Preparing for Retirement

Bear Market

"Be fearful when others are greedy and be greedy when others are fearful."

The famous adage above from the Oracle of Omaha, Warren Buffett, delves into the difficult psychological battle that often confronts investors. This week certainly has been a test of that axiom, and many people are in a full-on panic. As the markets around the world continue to fall into "bear" market territory, what are we to do? When will the carnage end? Of course, no one has that kind of crystal ball, but we can take some control over the situation by adjusting our perspective. Instead of focusing on all the potential negatives, let's look at the opportunities.


As we've seen many times over history, market pullbacks do happen, and they happen for a variety of logical or illogical reasons. The key fact to remember is that they always come back over time, and this time will be no different. There is a strong chance that most of the coronavirus fallout is behind us by the summer. If history is any guide, the SARS, MERS, and H1N1 scares were short-lived. This time is different, but like these other viruses, it will run its course and we will get back to business as usual. Could the market fall further? Absolutely. Will the economy go into a recession? Most likely yes, because the definition of that is two straight quarters of negative GDP growth. However, the stock market is a forward-looking creature, and at this point, I believe some of the worst-case scenarios have been priced in. The real underlying story is how will the virus, or more aptly, the fear of the virus, affect businesses and earnings. A 25%+ drop is more than enough at this point to account for what is likely to be a temporary blip. If China is any example, they basically took two months off and are now ramping back up.

Also, with an increasingly accommodative Fed policy, rates are going lower toward zero. That won't help with the virus at all, but after it has passed, it will create an environment that once again fosters risk taking. Cash and bonds will earn next to nothing and people will have to put their money somewhere to work for them. Stocks trading at a 25%+ discount that pay an average dividend yield of 2% (which is higher than long-term treasuries) seems like the best risk/reward. The bottom likely will be coming soon, but until then we will bounce around in a volatile environment driven by headlines until we've reached the point of Coronavirus saturation where it doesn't faze us anymore. It's really a pretty crazy scenario that nobody saw coming. However, that's often the case with precipitous market falls. In 1987, 2001, and 2008 we also saw similar 25% pullbacks that occurred in a 3-week span. Hopefully, you can take solace in the fact that we recovered from all those pitfalls before.

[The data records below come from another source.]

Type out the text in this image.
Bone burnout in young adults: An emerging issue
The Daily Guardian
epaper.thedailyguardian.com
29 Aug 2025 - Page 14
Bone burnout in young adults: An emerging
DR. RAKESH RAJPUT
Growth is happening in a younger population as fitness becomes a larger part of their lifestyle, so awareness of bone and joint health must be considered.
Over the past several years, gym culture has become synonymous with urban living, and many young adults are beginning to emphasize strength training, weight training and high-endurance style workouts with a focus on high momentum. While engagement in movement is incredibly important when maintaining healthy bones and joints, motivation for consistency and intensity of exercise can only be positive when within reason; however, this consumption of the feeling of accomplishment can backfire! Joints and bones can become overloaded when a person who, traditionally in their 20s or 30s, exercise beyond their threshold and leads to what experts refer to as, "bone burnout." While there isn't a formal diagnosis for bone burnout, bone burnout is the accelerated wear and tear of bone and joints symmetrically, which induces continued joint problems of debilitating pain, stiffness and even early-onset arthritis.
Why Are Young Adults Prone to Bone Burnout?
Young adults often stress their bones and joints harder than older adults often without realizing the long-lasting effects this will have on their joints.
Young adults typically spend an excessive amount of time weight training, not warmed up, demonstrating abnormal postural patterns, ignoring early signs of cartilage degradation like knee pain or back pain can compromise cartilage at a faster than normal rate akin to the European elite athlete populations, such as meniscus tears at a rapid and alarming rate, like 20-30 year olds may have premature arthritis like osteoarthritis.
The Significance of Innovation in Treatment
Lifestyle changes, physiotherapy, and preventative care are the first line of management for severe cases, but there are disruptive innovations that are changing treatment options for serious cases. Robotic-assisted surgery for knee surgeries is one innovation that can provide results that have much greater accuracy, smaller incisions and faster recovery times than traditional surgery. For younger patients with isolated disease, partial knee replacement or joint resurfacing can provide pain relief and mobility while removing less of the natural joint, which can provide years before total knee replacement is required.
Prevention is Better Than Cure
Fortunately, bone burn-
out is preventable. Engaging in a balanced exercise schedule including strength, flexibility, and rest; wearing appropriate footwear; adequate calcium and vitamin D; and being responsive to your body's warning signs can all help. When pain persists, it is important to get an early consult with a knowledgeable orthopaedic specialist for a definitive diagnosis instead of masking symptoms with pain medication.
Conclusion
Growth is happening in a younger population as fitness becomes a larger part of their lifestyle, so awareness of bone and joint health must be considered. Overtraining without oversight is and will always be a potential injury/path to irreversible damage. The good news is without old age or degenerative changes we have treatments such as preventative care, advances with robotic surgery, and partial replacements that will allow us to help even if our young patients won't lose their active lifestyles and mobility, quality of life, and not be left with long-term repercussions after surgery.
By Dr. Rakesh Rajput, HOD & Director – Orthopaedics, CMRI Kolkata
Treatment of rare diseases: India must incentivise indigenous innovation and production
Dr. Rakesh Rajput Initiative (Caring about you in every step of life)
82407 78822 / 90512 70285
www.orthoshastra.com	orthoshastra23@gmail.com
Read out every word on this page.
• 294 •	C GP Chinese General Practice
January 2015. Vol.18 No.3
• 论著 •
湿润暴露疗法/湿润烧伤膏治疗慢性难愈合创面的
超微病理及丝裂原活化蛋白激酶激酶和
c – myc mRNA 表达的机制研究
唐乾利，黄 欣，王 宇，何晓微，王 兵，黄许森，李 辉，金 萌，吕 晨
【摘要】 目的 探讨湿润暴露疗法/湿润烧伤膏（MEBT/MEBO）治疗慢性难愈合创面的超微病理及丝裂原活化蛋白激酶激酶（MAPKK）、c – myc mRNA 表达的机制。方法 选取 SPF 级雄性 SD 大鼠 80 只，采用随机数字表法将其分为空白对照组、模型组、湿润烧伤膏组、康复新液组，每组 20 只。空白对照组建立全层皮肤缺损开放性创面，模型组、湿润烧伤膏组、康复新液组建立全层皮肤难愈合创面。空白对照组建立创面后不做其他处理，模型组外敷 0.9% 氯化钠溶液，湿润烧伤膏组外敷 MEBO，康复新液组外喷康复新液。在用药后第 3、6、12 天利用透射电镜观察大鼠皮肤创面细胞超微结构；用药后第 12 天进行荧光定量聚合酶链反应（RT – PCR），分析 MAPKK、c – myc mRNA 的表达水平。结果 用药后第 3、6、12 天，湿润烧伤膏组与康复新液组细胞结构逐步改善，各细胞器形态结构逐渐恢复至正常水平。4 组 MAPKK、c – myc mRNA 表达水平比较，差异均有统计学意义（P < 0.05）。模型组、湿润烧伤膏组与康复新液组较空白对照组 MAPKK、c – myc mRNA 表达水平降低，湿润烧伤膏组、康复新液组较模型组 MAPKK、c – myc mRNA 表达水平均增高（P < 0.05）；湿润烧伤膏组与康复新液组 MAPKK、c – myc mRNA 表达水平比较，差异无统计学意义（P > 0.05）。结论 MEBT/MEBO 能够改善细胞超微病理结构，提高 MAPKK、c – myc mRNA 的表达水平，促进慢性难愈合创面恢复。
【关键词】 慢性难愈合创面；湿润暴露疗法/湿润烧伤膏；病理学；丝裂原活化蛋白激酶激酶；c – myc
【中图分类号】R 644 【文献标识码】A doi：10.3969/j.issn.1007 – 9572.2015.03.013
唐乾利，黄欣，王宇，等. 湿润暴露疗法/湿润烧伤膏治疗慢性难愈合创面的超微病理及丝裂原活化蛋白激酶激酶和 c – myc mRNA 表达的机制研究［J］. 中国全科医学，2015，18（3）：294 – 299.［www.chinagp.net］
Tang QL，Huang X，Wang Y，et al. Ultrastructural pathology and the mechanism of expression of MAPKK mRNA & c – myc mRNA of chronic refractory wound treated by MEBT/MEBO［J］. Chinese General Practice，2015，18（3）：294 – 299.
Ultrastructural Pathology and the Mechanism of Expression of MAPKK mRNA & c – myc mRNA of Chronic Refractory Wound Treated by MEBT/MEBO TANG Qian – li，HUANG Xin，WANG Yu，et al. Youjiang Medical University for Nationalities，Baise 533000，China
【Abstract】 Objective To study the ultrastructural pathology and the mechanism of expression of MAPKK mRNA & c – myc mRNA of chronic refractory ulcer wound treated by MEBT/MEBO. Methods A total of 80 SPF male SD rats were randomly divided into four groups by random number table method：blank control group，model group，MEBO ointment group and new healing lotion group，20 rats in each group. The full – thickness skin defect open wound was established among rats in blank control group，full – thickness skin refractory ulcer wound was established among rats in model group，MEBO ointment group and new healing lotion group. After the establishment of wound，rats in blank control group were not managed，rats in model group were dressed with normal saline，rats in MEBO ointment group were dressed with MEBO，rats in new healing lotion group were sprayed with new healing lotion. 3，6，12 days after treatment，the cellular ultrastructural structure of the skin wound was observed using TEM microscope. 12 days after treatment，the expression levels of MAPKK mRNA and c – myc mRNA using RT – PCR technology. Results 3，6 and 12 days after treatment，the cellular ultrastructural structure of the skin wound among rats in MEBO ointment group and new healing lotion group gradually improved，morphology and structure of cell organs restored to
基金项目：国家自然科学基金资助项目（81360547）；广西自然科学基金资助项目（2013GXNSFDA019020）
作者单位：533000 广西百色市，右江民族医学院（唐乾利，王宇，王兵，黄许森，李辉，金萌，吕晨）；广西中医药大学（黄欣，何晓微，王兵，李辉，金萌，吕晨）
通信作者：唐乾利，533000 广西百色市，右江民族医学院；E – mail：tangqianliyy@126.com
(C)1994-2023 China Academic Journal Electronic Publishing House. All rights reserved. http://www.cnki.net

Aside from the equity markets around the world, remember that portfolios often have other components that act as ballasts. The Barclays aggregate bond index is positive for the year and precious metals like gold and silver are also up for the year. Allocations to non-equity asset classes can alleviate short-term pain and potentially make staying the course a little easier. After extreme market volatility, it may be time to rebalance back to your target allocations. While buying stocks now is gut wrenching even for us professionals, it is called "buy low, sell high" for a reason. Of course, everyone's situation is different, but following these guidelines, as well as keeping enough cash on hand for emergencies should help you sleep better at night and not be persuaded to deviate from your long-term plan and goals.